Third, rather than show respect to other family members, criticize every little thing they do. This can grow out of impatience; but can also occur in response to unrealistically high expectations. With unrealistically high expectations, you can always criticize your family for “not doing it good enough” or “not doing it right.” If they make the bed, you can criticize them for the wrinkles in the sheets or the haphazardly placed pillow. When they help clean the kitchen, you can criticize them for leaving the wet dishtowel on the table. Whatever they do, always assume they didn’t do a “good enough job” and probably didn’t even try to do it right. Inevitably, they will do part of the job right. Ignore that part; disregard it. Whatever you do, do not recognize what they did right. Focus on what they did improperly, left undone, or forgot to do. Never offer thanks. Never show gratitude. If, in a moment of weakness, you thank them for doing part of the job right, you will set yourself back two steps in your movement toward misery.
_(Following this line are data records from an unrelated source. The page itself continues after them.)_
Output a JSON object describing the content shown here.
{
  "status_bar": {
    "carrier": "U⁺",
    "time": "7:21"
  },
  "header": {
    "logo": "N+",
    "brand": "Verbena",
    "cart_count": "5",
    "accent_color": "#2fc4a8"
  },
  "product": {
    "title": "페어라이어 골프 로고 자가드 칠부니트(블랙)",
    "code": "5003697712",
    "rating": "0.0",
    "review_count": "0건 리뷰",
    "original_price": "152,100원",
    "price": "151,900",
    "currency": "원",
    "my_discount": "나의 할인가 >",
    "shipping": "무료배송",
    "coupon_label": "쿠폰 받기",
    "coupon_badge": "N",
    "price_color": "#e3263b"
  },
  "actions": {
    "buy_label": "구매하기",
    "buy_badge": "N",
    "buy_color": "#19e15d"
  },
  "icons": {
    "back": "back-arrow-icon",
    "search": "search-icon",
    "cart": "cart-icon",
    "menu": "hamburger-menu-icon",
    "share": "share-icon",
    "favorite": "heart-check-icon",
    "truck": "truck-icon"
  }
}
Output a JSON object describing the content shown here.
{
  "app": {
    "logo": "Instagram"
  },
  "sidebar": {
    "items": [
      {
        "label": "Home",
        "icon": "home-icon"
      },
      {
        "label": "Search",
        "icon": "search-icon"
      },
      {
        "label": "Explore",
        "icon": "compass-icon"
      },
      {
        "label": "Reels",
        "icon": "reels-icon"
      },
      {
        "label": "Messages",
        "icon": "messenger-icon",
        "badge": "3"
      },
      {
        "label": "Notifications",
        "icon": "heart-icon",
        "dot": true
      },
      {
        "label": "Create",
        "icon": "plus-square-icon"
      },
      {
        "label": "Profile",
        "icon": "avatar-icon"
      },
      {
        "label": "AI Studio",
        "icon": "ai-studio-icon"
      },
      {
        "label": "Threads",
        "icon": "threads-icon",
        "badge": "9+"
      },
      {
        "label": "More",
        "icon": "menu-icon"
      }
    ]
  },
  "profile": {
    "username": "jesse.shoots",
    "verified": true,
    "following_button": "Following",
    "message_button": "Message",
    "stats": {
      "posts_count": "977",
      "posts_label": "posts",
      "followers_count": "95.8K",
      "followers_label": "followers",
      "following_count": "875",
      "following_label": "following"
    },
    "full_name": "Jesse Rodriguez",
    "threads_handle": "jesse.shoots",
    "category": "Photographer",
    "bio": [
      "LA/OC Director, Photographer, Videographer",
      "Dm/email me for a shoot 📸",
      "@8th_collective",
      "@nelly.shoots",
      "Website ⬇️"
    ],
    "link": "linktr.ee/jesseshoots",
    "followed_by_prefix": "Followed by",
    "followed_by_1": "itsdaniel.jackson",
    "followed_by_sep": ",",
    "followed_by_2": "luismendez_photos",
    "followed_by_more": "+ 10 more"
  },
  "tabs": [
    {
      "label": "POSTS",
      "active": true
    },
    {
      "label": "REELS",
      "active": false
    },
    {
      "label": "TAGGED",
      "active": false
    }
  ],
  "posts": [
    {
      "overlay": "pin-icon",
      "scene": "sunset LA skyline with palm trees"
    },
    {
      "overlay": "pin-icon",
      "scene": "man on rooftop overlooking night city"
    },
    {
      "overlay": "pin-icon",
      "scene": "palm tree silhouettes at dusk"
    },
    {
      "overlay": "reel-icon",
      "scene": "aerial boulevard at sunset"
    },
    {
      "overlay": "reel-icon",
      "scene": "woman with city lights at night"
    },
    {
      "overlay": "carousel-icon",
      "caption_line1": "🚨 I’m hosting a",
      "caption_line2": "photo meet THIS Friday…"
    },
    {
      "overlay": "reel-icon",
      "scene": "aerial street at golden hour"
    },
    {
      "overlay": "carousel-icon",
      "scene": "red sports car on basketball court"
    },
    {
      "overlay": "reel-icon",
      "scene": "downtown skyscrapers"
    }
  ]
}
Finally, do everything you can to make family members feel as though you could leave at any moment. Never let anyone grow secure in their relationship with you. This will include making veiled and open threats about leaving. “If you keep this up, I’m going to leave” or “I’m out of here” represent two direct threats of abandonment. A more veiled threat might be “I wish I wasn’t here” or “I should have never married you.” Of course, you could combine the threat of abandonment with criticism by making comments like “You’ve ruined my life. I may as well just disappear.” Whatever you do, never let them think you are happy with your current life with them. Instead, let them know how miserable you are “in this house.” (Of course, a miserable home was the goal and you may find yourself rather happy to achieve that goal…but, don’t let on.)
There you go…four steps for creating a truly miserable family environment. If you like misery, have fun with these steps. (Oh wait, if you have fun you would not be miserable. Well, you know what I mean.) If you’d rather enjoy a secure family environment filled with joyful celebration and intimate relationships, do the opposite of the four steps described above…practice self-denial, encourage one another, respect one another, express gratitude, and share your love.